В Риге парни мост мостили под забором ели-пили били крепко без обмана в ружьях расцвели тюльпаны чмокнул Минну чпокнул жбаны не доплелся до дивана краны ржавы песни странны в ружьях алые тюльпаны их Господь хранит в дороге им земля целует ноги лбы крепки глаза туманны в ружьях синие тюльпаны парню девка утром рано подарила два тюльпана губы пряны ночи пьяны в ружьях белые тюльпаны как по тонкому по льду мертвых под руку веду песни ветром в зоб надуло что там за тюльпаны в дулах

 

В Грузии без языка

Челюсти голы явился не вовремя видно буквы с эмали осыпались язык показали моего «здравствуй» не знают и кукиш. Шпоры звякнули слышу подковы стукнули в бурдючке сусло залопотало ползет по усам в рот не хочет рядом мальчишка все говорит говорит.
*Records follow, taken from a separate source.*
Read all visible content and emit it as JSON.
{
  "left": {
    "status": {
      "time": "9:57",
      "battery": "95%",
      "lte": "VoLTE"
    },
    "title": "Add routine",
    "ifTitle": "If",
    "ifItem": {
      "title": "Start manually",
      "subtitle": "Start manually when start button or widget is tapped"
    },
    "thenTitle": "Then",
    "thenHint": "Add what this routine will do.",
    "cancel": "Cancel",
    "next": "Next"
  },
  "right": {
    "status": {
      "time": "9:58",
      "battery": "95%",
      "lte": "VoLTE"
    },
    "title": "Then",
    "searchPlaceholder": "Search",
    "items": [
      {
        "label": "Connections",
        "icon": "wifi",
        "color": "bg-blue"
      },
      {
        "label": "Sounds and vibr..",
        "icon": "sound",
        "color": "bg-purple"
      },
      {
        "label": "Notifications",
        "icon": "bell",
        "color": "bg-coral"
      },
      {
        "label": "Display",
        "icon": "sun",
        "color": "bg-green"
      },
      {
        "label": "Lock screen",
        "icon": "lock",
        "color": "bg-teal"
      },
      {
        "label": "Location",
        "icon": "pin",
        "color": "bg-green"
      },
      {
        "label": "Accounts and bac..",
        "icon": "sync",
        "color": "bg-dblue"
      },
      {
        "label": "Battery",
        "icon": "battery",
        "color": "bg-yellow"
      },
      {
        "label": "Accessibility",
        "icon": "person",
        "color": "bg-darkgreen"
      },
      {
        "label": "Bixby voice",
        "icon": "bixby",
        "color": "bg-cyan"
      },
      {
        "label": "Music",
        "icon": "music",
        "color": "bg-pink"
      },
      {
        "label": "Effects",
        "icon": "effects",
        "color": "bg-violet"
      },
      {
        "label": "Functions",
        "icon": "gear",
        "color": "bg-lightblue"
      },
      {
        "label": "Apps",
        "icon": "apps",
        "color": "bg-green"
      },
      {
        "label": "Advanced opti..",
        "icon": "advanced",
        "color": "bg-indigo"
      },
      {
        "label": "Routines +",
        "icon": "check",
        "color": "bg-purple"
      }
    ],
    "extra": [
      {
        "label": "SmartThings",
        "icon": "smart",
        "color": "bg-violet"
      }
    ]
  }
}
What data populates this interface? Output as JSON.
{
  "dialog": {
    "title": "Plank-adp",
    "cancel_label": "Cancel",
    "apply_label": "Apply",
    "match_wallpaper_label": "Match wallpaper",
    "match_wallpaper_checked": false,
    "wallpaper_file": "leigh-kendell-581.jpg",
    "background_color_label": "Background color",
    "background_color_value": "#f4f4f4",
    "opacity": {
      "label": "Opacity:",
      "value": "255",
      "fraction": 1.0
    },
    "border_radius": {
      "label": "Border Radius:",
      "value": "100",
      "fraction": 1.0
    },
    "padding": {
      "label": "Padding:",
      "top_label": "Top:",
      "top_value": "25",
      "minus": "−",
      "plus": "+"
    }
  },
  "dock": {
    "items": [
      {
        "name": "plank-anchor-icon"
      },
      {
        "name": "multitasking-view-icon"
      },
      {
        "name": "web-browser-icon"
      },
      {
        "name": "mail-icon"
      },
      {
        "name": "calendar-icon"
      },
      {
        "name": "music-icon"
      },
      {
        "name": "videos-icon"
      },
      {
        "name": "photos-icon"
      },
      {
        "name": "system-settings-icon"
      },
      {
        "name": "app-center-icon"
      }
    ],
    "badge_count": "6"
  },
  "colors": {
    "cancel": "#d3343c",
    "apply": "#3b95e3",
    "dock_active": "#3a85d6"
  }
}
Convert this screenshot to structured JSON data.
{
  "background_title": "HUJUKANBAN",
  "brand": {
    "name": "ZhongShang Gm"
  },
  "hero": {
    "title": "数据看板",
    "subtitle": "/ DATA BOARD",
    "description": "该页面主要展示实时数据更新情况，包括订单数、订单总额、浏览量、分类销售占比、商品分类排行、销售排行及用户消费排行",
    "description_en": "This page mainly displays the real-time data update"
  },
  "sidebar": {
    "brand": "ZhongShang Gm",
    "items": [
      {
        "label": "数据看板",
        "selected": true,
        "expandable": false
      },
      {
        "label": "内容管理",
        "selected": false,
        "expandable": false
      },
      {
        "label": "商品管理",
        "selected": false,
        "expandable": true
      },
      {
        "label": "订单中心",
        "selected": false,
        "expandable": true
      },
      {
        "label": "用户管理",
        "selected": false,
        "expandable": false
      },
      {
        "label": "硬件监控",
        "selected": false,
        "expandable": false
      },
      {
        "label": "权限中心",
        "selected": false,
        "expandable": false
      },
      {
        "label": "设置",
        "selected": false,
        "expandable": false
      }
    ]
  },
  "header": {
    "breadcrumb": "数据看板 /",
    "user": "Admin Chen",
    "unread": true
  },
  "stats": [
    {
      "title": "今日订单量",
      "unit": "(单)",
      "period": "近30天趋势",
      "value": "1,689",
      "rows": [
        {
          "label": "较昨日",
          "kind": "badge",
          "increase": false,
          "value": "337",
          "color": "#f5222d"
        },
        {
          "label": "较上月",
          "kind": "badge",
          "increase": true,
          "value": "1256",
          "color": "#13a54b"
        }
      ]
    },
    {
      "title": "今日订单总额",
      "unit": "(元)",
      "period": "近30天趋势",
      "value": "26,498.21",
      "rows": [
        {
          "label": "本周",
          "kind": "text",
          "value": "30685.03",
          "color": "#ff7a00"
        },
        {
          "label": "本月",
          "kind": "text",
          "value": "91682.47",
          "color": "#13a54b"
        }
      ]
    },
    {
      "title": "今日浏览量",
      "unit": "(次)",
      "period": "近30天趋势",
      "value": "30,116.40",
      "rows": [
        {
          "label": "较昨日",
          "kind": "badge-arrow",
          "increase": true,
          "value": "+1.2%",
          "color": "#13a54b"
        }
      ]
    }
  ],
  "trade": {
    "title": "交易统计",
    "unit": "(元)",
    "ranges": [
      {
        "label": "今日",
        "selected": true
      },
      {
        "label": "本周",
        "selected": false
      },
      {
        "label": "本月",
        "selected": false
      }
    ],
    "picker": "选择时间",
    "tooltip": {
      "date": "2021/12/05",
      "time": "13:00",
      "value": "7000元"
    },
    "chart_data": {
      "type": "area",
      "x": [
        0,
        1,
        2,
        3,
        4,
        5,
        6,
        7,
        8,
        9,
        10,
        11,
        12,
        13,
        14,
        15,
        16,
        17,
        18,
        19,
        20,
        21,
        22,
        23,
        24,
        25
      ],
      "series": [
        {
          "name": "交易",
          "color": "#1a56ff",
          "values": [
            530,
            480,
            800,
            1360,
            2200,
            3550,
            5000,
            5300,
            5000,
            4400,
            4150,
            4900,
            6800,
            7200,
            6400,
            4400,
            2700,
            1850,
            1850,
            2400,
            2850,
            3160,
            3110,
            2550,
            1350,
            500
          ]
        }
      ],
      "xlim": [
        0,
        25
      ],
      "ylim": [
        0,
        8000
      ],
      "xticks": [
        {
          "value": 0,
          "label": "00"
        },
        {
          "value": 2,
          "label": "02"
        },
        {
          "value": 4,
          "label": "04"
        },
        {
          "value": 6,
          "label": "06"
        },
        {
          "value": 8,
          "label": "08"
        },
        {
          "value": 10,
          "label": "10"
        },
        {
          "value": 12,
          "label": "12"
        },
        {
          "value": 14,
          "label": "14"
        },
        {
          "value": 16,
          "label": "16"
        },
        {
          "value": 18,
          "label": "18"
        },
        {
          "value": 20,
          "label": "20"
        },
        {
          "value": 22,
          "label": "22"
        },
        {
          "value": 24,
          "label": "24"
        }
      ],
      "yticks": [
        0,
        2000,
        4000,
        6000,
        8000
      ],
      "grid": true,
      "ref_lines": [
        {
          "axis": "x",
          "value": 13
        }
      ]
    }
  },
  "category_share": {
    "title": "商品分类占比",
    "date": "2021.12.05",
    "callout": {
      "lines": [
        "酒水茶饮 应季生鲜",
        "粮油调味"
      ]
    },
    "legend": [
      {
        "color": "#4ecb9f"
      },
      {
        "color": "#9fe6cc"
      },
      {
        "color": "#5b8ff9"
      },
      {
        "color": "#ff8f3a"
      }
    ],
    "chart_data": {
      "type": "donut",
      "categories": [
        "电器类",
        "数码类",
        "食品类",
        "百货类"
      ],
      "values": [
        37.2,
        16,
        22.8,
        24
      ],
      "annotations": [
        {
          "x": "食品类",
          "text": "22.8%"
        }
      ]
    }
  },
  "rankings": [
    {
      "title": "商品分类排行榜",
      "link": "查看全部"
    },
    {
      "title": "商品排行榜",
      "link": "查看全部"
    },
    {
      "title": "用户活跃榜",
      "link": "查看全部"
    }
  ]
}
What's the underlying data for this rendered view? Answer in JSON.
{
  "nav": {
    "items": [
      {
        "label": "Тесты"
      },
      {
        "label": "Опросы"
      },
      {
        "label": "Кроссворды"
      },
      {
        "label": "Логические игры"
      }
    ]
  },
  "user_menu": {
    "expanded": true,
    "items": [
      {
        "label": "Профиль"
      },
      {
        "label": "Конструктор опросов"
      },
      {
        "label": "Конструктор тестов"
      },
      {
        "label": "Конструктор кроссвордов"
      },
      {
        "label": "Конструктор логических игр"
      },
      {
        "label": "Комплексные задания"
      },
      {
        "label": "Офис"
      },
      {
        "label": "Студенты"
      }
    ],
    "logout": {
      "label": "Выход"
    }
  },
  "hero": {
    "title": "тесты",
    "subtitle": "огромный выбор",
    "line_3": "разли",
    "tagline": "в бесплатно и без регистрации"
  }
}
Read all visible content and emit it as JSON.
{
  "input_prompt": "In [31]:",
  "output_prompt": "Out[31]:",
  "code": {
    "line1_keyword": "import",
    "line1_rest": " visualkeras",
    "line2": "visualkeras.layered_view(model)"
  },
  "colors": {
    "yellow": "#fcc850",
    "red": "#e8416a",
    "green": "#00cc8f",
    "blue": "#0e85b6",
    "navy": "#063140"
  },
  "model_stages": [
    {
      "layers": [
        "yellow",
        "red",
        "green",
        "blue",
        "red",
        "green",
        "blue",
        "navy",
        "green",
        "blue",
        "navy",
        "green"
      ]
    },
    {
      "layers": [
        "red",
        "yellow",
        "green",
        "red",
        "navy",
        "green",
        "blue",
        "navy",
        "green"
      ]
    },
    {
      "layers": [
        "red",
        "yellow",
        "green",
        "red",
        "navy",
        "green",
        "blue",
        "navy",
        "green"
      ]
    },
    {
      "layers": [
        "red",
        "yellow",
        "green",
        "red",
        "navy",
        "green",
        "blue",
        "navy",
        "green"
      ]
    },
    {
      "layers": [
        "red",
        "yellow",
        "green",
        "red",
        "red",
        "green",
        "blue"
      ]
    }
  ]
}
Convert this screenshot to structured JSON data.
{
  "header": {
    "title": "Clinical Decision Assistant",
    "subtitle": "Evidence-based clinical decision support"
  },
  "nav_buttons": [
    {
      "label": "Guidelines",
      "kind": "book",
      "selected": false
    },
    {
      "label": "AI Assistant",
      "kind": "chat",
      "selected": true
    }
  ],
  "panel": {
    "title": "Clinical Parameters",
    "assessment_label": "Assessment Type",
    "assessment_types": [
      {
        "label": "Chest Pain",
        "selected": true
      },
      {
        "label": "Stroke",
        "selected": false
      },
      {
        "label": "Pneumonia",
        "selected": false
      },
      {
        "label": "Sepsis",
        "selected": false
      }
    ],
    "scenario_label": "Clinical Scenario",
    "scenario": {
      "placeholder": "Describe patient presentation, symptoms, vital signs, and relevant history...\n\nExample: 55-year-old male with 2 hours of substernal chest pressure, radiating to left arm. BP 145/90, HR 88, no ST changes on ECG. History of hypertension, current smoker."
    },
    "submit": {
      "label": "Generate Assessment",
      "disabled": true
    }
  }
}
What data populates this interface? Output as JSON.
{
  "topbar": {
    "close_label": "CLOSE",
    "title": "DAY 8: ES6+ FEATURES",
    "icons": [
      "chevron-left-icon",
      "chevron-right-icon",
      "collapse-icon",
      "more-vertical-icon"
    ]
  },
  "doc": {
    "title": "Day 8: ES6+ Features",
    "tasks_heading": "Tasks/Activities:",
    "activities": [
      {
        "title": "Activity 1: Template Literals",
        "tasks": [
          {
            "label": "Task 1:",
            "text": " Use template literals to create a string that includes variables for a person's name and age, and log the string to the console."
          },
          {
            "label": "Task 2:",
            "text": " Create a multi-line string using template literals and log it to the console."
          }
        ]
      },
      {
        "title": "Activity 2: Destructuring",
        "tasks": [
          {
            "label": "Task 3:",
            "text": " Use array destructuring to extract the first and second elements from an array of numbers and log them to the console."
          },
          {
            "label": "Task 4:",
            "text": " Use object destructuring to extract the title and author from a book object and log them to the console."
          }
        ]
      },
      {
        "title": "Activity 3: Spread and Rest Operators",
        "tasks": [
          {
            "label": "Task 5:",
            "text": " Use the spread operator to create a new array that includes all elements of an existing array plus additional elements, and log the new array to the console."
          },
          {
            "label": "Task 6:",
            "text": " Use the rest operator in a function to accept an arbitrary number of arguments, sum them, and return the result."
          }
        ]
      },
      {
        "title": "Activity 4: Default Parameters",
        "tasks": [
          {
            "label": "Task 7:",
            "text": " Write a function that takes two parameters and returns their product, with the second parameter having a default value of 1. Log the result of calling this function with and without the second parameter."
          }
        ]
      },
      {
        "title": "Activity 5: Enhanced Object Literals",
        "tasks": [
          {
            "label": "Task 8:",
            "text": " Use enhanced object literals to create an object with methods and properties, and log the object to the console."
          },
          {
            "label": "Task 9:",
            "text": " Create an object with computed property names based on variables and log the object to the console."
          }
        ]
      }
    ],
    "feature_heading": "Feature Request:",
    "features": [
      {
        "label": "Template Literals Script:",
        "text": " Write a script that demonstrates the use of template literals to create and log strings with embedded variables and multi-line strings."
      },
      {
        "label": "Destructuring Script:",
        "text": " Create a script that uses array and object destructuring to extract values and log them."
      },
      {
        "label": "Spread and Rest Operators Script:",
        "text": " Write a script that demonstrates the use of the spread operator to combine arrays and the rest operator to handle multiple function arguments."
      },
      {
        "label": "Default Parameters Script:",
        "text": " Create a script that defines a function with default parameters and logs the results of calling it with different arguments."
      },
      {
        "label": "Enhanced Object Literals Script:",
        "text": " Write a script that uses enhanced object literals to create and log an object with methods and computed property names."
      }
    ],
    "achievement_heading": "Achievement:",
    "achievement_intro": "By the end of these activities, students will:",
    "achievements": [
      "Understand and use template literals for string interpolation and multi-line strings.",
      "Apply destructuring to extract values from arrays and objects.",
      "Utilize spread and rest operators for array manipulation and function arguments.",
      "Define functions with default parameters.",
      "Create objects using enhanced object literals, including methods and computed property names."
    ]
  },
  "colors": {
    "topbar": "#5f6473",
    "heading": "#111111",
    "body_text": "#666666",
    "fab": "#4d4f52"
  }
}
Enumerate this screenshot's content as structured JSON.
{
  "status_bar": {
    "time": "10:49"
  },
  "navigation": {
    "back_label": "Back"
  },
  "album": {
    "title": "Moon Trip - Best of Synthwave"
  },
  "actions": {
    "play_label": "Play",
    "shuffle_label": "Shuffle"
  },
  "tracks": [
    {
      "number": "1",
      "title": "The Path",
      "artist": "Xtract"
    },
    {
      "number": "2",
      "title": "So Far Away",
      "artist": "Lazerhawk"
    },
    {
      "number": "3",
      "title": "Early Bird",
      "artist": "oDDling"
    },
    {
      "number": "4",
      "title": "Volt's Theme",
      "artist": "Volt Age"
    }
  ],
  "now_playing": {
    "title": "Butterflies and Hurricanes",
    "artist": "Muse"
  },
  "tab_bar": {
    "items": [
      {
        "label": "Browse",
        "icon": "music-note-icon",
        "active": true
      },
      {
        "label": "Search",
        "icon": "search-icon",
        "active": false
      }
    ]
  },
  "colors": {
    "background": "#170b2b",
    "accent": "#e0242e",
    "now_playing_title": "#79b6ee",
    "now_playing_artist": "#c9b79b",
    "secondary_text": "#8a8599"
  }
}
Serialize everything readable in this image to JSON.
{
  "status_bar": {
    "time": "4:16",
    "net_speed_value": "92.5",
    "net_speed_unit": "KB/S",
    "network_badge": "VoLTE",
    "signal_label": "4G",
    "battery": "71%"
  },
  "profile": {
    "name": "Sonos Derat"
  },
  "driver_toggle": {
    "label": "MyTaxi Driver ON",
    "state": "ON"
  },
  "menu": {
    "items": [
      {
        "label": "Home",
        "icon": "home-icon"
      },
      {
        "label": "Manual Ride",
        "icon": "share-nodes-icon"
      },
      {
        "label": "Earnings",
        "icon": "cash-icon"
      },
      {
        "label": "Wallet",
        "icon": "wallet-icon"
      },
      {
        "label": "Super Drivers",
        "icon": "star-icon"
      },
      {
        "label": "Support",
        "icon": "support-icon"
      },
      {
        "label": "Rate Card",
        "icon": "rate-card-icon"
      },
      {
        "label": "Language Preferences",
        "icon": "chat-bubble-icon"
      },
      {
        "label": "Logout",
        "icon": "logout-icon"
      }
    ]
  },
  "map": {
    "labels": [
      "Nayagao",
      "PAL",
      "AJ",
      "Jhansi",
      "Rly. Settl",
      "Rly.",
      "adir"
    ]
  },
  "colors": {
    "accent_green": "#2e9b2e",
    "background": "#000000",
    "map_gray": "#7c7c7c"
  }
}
Кукиш. Черный хряк ощетинился чурбачком на пути дерево не дает тени. Крепость не впустит гора отвернется одно имя записано было попусту роюсь в карманах как руки у вора чешутся десны. Молчит в темноте колокольчик на шее ягненка. Кукиш.

 

Двадцать четвертое июня

I Волнам не ведом Янов день. Рать герцогства, соленый гребень, едкий птичий говор, ай, далеко Двина с ее садами и наречьями (вниз по течению: из тех хрустальных кубков, лишь из тех хрустальных кубков!), у этих вод легко принять и потерять, шар обдуваем ветром, ну, завязь Иисуса, споро лив гребет, вопит на рейде чайка, ой, сколь древн птиц – допрежь земь создал Бог! сойтись недолго, впрочем, в бутылке бульки славные, стаканы дружат – пир в зобу; ну, момент истины здесь, в наилучшем мире. II Волнам не ведом Янов день, наш Бог по ним не ходит (что скажет унесенный далеко судьбой и кораблями?), не зевай, шмель! жар поднимается от печек и от свечек, от витражей, наречий, ты вправе, герцогство, и суетится шмель.

 

Лето святых

 

«Ребе в пляс, в пляс, в пляс...»

Ребе в пляс, в пляс, в пляс, Ребе раз, раз, раз. Ребе скок, скок, скок — Стар Адам, да молод Бог. Ребе каплю в оборот — Боженька, что смотришь в рот? Ребе пьет, ребе пьет — Дождь-то льет, а гром-то бьет. Уговор дороже драхм! Небо в крап – и ребе в храп.

 

«Как улочки забавны вновь...»

Как улочки забавны вновь, Как весел весь народец, И денежка из давних снов Здесь прилавкам бродит. Ах, как легко на сцене той Мои сгорают свечи, И спорят с Откровением Там на моем наречье. Хоть просыпаясь, плачу я, Зато смеюсь во сне так, Что полны мои ящички Приснившихся монеток.

 

«Суй кутенка в корзину бабка...»

Суй кутенка в корзину бабка, Брось мусолить Коран свой, шапка! Что, какие стихи, не парься, Пенься, штоф, поросенок, жарься! Ты веревочкой мне не вейся, Вечность, прочь! Самобранка, действуй! Ну к чему тут музыка, дочка? Юбка, мнись, отодвинься, кочка!

 

Рассказ о Пасхе

Агнец, чаша, хлеб в вине, Им воздастся, но не мне. Здесь не кровь, а просто мед, Под окном Иуда ждет. Сыр и серп вступают в брак, Остальное сказки, брат? Чаден, сперт пасхальный дух! В третий раз кричит петух.

 

Белые колготки

Раз имам меня спросил, спросит вдруг иван: правда ли, что в вас Мессия, или вы – обман? Но в столбцах заплесневелых выдоенные кем-то пущены мы вдело. Выдуманные, что несемся в маскхалатах, как в халатном сне, Пецис, Йецис, Макс&Мориц, веселы, как снег, не на той войне мы стынем, с нами пополам сам не хочешь ли в пустыню, алейкум’-с-салам! но к твоим колготкам белым, выдуманная, карабин несу с прицелом, выдуман и я; Алла’ алим, байты биты белые во мне, с кем за Ригу будем квиты, на какой волне? что в твоем мне делать свитке, ангел Азраил, обобрав меня до нитки, мой свинец остыл, как же быть? А веселиться, всем нам жестко стлать: «Исполать вам, виселицы!» – «Тебе исполать!»

 

«Я нес глагол давно и подвернул лодыжку...»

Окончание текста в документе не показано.